The D21 school board voted Thursday to seek a $235 million bond authority in November to build four schools after hearing polling of likely voters found support for it at 53 percent.
After more information and messaging was given to those surveyed, support increased to 61 percent.
The poll of 400 likely voters in June found 53 percent said they would vote yes based on an initial question of whether they would support $235 million in bonds issued over 20 years to increase safety; modernize, repair, and replace schools; update technology and address overcrowding. The bonds would be paid off over 50 years.
But once the bonds were described as urgently needed to replace old and crowded schools, with accountability for spending built in, and improved safety for students and staff, the yes vote jumped to 61 percent. Most of the movement occurred amongst young voters.

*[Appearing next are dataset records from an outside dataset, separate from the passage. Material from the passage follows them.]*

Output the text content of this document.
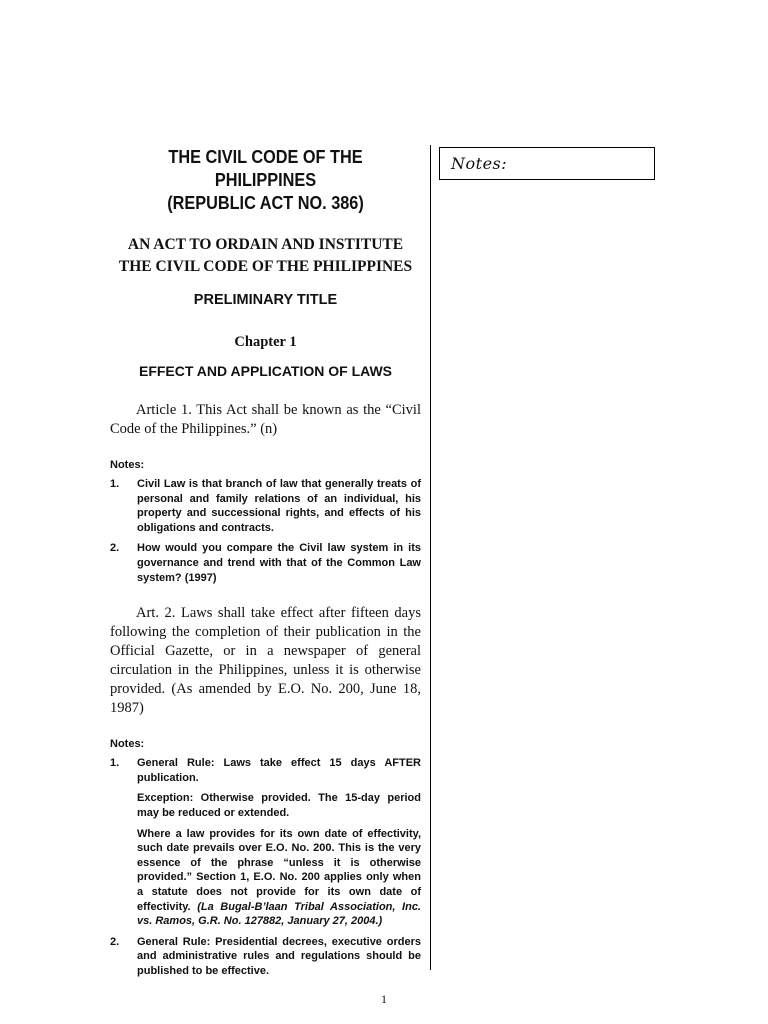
THE CIVIL CODE OF THE PHILIPPINES
(REPUBLIC ACT NO. 386)
AN ACT TO ORDAIN AND INSTITUTE
THE CIVIL CODE OF THE PHILIPPINES
PRELIMINARY TITLE
Chapter 1
EFFECT AND APPLICATION OF LAWS

Article 1. This Act shall be known as the “Civil Code of the Philippines.” (n)

Notes:
1.	Civil Law is that branch of law that generally treats of personal and family relations of an individual, his property and successional rights, and effects of his obligations and contracts.
2.	How would you compare the Civil law system in its governance and trend with that of the Common Law system? (1997)

Art. 2. Laws shall take effect after fifteen days following the completion of their publication in the Official Gazette, or in a newspaper of general circulation in the Philippines, unless it is otherwise provided. (As amended by E.O. No. 200, June 18, 1987)

Notes:
1.	General Rule: Laws take effect 15 days AFTER publication.
Exception: Otherwise provided. The 15-day period may be reduced or extended.
Where a law provides for its own date of effectivity, such date prevails over E.O. No. 200. This is the very essence of the phrase “unless it is otherwise provided.” Section 1, E.O. No. 200 applies only when a statute does not provide for its own date of effectivity. (La Bugal-B’laan Tribal Association, Inc. vs. Ramos, G.R. No. 127882, January 27, 2004.)
2.	General Rule: Presidential decrees, executive orders and administrative rules and regulations should be published to be effective.
Notes:
1
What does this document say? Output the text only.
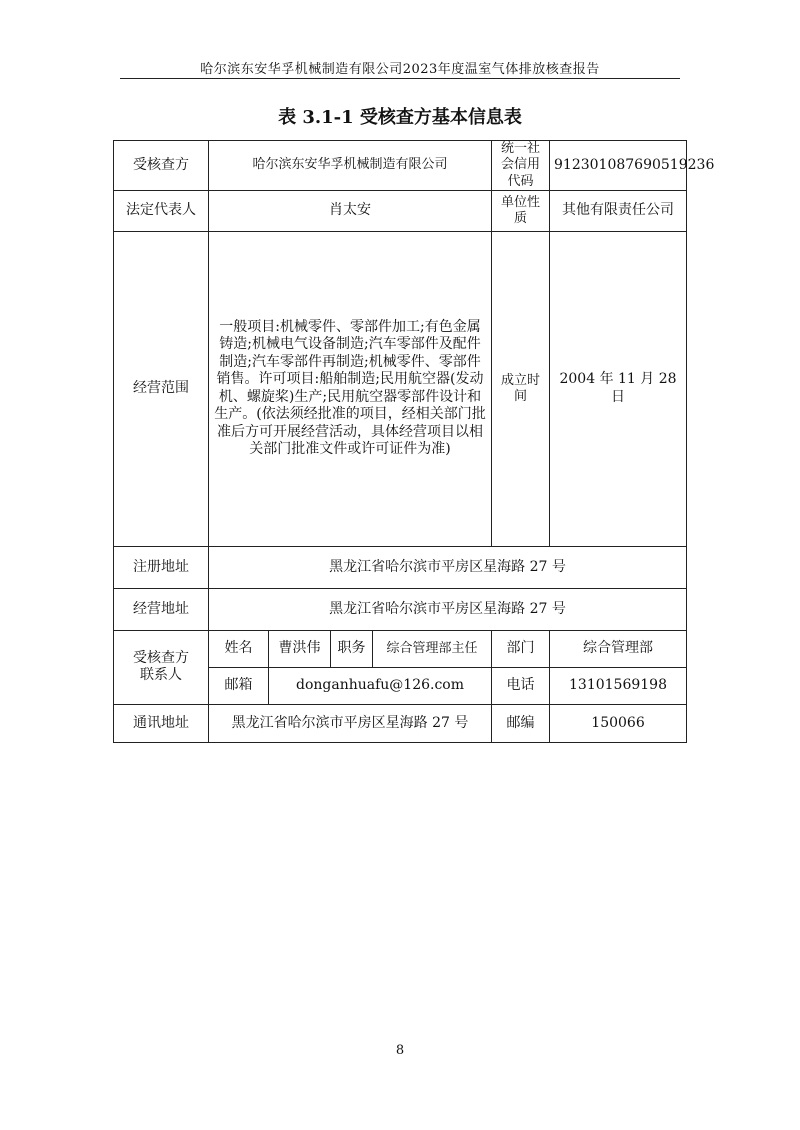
哈尔滨东安华孚机械制造有限公司2023年度温室气体排放核查报告
表 3.1-1 受核查方基本信息表
受核查方	哈尔滨东安华孚机械制造有限公司				统一社会信用代码	912301087690519236
法定代表人	肖太安				单位性质	其他有限责任公司
经营范围	一般项目:机械零件、零部件加工;有色金属铸造;机械电气设备制造;汽车零部件及配件制造;汽车零部件再制造;机械零件、零部件销售。许可项目:船舶制造;民用航空器(发动机、螺旋桨)生产;民用航空器零部件设计和生产。(依法须经批准的项目，经相关部门批准后方可开展经营活动，具体经营项目以相关部门批准文件或许可证件为准)				成立时间	2004 年 11 月 28 日
注册地址	黑龙江省哈尔滨市平房区星海路 27 号					
经营地址	黑龙江省哈尔滨市平房区星海路 27 号					
受核查方联系人	姓名	曹洪伟	职务	综合管理部主任	部门	综合管理部
	邮箱	donganhuafu@126.com			电话	13101569198
通讯地址	黑龙江省哈尔滨市平房区星海路 27 号				邮编	150066
8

The poll carries a 4.9 percent margin of error.
With more information, 12 percent of no’s became yeses. “It’s the same story; it’s an education process. There’s a lot of work to do,” said Randy Anderson, chief financial officer for North Wasco County School District 21.
“There’s a pathway to success with this data. It’s very encouraging,” he said.
When the board approved the vote, Anderson said, “This is a historic thing.”
Board chair Kathy Ursprung said after the meeting, “I think the volunteers that went out and beat the bushes to talk to people had an impact, and I think the community is just ready to do this.”
The polling results were “a wonderful surprise,” she said.
Anderson said the pollster told him the numbers showed “a much better starting place than we have ever experienced.” But they also cautioned the district, saying, “Don’t take your foot off the gas. It’s not a time to relax.”
A report from polling firm Patinkin Research Strategies said that after messaging to voters, the bond was seen as strengthening technology and job training and ensuring access to safe, modern schools.
If the bond passes, a citizen bond oversight committee would be formed to monitor costs of the building projects.
Pollsters said the message of accountability for money spent needs to be conveyed since a perception of wasteful spending drove bond opposition.
Of the 53 percent initial yes vote, 23 percent were strong yeses and 30 percent were not strongly yes. Pollsters said they like to see the strong yes bloc closer to 40 percent.
Of the no’s, 20 percent were strong no’s. Just 15 percent of voters were undecided.
The target audience, Anderson said, is the not-strong yeses and the undecided, although undecided people tend to vote no.
The initial yes vote was nine percentage points higher than in polling done a year ago.
Polling showed the strongest support for the bond from parents who currently have children in D21 schools, with a 59 percent yes vote. Those with former students were at 53 percent.
The most opposition came from those over 70, 41 percent of whom who said they’d vote yes, and people with no children currently or ever in the district. Only 32 percent of them would vote yes.
After the first question, support was only slightly lower in the former District 9 (52 percent) than in the former District 12 (56 percent).
The bond will assess no more than $2.99 per $1,000 of assessed property valuation. That would be $562 a year for a median value Wasco County home, worth $188,400.
But because former District 12 taxpayers, who make up more than two-thirds of D21 taxpayers, are still paying for the bond to build the middle school – it retires in 2020 – their net tax increase will be $1.34 per $1,000 of assessed property valuation.
They are paying $1.65 now for the middle school bond, and with the added $1.34 for a new bond, their total would equal $2.99.
Since D9 taxpayers have not had a middle school bond to pay off, their taxes would go up the full $2.99 per $1,000.
Once voters were told about the tax structure in each former district, it improved the yes vote in the former D12 from 52 percent to 58 percent. It did not change the 51 percent yes vote in the former D9, but it did boost the no vote from 37 percent to 42 percent.
As from a year ago, the bond continues to perform best among Democrats and voters who tend to only vote in major elections.
“There’s a reasonable expectation for a very high voter turnout in November, which generally helps bond elections,” Anderson said.
The poll also found 58 percent of voters would support an $80 million bond to build a new high school, and then have the district go back to voters every five years for additional bonds to build the other schools.
The pollsters said, “This proposal should be given serious consideration given its start point.”
On the idea of a high school only bond, Ursprung said, “I can't speak about my fellow board members' thought processes, but I did briefly consider the alternative.
However, having been through the citizen facilities master planning process and knowing the district's need is much greater than a single school, and considering the broad community support reflected in the poll, I felt it would be irresponsible not to give voters the choice to set the larger plan into place.”